DoorDash recorded a $1 million income tax benefit on $1.64 billion income
DoorDash reported $939 million of income before income taxes in 2025. Of that amount, $1.64 billion was generated in the United States, while foreign operations produced a $698 million loss. The company recorded a total income tax provision of $7 million, including a $1 million U.S. federal income tax benefit, resulting in no current federal income tax expense despite significant U.S. pre-tax income.
The Form 10-K separates U.S. and foreign pre-tax results and discloses current tax expense by federal, state, and foreign categories. It does not provide a country-by-country breakdown of cash taxes.
Country-level tax picture
DoorDash earned $939 million in income before income taxes in 2025. Of that amount, $1.64 billion was generated in the United States, and a $698 million loss was generated outside the United States.

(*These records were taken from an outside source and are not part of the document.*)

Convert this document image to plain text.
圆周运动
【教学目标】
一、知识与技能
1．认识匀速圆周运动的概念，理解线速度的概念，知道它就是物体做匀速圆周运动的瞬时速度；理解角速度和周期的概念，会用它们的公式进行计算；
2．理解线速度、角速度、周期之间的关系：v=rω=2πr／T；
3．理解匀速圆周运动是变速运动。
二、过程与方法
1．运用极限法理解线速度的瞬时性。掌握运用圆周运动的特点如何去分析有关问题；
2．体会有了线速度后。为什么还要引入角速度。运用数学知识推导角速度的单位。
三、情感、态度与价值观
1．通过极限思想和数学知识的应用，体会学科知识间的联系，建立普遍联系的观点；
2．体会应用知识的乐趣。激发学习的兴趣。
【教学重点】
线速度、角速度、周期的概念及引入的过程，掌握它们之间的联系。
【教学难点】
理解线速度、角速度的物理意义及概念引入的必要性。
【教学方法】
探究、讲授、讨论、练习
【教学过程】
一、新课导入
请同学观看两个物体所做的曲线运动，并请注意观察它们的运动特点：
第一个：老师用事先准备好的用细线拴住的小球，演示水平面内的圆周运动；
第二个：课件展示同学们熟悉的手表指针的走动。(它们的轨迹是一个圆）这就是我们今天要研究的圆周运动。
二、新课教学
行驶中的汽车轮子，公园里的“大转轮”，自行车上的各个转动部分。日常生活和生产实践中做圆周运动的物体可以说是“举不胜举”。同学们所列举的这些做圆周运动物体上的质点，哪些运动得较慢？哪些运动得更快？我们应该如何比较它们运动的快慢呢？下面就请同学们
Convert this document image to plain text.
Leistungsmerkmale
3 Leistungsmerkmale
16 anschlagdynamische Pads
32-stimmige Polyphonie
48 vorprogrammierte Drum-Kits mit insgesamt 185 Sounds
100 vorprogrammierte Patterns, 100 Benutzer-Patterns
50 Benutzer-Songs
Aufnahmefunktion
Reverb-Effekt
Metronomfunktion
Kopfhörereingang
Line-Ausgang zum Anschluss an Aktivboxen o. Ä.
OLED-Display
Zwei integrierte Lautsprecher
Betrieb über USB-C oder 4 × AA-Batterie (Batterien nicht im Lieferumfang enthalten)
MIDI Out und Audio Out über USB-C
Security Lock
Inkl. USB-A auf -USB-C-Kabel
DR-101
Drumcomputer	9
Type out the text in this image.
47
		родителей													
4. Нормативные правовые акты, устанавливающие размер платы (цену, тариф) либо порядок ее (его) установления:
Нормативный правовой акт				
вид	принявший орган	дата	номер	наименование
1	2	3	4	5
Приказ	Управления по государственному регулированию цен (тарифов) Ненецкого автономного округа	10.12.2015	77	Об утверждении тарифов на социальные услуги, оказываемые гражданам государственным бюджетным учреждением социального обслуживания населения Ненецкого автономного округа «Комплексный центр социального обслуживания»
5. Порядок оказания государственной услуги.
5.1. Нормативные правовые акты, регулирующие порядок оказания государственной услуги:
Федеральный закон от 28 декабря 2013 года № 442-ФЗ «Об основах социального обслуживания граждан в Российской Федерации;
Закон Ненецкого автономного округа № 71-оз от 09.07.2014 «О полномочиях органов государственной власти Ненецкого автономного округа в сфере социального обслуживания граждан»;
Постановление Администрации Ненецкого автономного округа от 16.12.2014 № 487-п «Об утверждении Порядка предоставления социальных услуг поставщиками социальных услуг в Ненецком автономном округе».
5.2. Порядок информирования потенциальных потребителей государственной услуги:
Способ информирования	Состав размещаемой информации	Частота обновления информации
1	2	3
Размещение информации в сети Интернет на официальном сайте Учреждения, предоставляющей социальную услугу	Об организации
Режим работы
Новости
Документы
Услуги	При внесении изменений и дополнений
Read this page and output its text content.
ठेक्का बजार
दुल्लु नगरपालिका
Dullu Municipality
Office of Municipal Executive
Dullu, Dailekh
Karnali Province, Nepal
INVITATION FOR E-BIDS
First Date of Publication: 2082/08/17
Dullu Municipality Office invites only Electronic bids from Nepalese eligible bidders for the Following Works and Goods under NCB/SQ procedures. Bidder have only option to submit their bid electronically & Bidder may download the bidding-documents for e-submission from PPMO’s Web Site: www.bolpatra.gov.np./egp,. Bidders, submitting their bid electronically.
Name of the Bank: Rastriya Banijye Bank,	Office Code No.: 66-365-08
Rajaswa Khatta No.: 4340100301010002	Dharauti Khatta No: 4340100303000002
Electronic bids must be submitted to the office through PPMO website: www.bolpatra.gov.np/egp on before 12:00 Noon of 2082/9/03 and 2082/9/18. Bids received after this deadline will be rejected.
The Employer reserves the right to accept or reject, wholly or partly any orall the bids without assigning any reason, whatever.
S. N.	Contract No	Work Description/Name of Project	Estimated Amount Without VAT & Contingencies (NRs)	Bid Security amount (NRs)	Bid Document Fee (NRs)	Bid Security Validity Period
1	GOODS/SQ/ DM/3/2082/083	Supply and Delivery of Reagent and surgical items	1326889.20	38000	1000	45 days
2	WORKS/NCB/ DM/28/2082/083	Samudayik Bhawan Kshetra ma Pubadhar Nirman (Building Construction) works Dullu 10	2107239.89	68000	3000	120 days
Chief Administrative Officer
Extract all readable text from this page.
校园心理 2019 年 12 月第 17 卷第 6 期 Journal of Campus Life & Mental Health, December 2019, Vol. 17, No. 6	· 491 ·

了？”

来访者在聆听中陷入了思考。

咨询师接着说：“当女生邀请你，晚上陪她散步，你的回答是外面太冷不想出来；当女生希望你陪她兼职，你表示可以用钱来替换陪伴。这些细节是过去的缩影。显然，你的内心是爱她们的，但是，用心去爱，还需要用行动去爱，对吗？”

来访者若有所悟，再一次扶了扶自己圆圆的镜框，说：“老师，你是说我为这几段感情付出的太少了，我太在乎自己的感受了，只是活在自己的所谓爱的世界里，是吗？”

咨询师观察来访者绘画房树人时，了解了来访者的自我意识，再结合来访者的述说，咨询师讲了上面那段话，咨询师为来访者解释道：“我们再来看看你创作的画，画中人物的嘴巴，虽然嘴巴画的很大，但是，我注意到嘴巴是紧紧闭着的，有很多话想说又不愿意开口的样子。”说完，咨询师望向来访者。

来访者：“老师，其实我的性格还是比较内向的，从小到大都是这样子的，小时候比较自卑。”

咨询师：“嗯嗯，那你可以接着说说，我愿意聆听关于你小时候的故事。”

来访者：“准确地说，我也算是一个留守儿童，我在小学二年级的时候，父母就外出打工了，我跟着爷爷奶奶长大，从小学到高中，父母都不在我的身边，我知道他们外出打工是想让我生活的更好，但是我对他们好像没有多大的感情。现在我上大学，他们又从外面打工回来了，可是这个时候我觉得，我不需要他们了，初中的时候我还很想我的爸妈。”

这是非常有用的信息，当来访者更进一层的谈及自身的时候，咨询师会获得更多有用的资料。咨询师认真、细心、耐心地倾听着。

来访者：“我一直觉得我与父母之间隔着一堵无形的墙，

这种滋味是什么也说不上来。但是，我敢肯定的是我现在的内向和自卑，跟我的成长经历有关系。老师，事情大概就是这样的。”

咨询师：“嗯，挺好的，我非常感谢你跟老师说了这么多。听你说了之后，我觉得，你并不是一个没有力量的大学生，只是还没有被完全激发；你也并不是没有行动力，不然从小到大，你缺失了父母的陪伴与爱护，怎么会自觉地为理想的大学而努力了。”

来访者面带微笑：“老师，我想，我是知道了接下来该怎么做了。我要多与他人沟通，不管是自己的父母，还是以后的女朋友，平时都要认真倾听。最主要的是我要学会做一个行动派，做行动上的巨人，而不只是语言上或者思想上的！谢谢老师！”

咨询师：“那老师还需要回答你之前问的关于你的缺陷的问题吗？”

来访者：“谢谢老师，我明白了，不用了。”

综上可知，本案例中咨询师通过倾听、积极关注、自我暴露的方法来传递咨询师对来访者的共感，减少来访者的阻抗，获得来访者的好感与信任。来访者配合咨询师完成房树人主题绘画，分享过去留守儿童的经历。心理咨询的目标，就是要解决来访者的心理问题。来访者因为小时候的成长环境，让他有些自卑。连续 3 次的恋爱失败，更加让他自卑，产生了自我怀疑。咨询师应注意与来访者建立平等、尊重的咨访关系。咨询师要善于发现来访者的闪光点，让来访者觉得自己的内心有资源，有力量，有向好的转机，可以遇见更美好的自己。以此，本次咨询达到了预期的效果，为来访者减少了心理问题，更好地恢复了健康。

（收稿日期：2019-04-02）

Current income tax expense in 2025 totaled $44 million. The components were:
Federal: $(1) million (benefit)
State: $9 million
Foreign: $36 million
The company does not disclose cash income taxes paid by individual countries. The filing names Finland in the rate reconciliation and references the U.K. and Finland in connection with valuation allowances, but it does not provide country-level cash tax amounts.
Concentration and scale
The geographic split of pre-tax income is concentrated in the United States. In 2025, the U.S. generated more than the total consolidated pre-tax income because foreign operations produced a loss.
The current foreign tax expense of $36 million accounted for the majority of the 2025 tax expense. Federal current tax expense was negative, and state expense was modest by comparison.
The company does not provide a breakdown of foreign tax expense by specific country. The scale of foreign taxes cannot be allocated further based on the disclosure.
Year-over-year change
Income before income taxes increased from $156 million in 2024 to $939 million in 2025. Pre-tax income shifted sharply toward the United States. U.S. pre-tax income rose from $925 million in 2024 to $1.64 billion in 2025, while foreign losses narrowed slightly but remained negative.
The provision for income taxes declined from $39 million in 2024 to $7 million in 2025. This produced an effective tax rate of roughly 1% in 2025, compared to a higher rate in 2024.
The filing does not disclose year-over-year changes in cash taxes paid by jurisdiction.
What the numbers suggest
DoorDash’s 2025 tax profile is structurally U.S.-centric. All consolidated pre-tax income is effectively generated in the United States because foreign operations remain in a loss position. A current foreign tax expense exists, but the filing does not identify the specific countries responsible for it.
Geographic visibility is limited. The company discloses U.S. and foreign pre-tax income and lists selected countries in narrative form, but it does not provide a country-by-country cash tax schedule. Practitioners cannot determine where foreign taxes were paid or how concentrated they are within specific jurisdictions.
The primary non-routine driver identified in the filing is the enactment of the One Big Beautiful Bill Act on July 4, 2025. The legislation allows immediate expensing of domestic U.S. research and development expenses and certain capital expenditures, along with other changes to U.S. taxation of foreign operations. The rate reconciliation also shows material impacts from research and development tax credits, changes in valuation allowance, and U.S. taxation of foreign branches. The filing does not attribute the change in effective tax rate to any specific foreign legislative action.
Closing takeaway
DoorDash generated its 2025 profit in the United States and reported a minimal effective tax rate driven by U.S. tax attributes and recent legislation. The filing provides U.S. versus foreign visibility but does not disclose where foreign cash taxes were actually paid.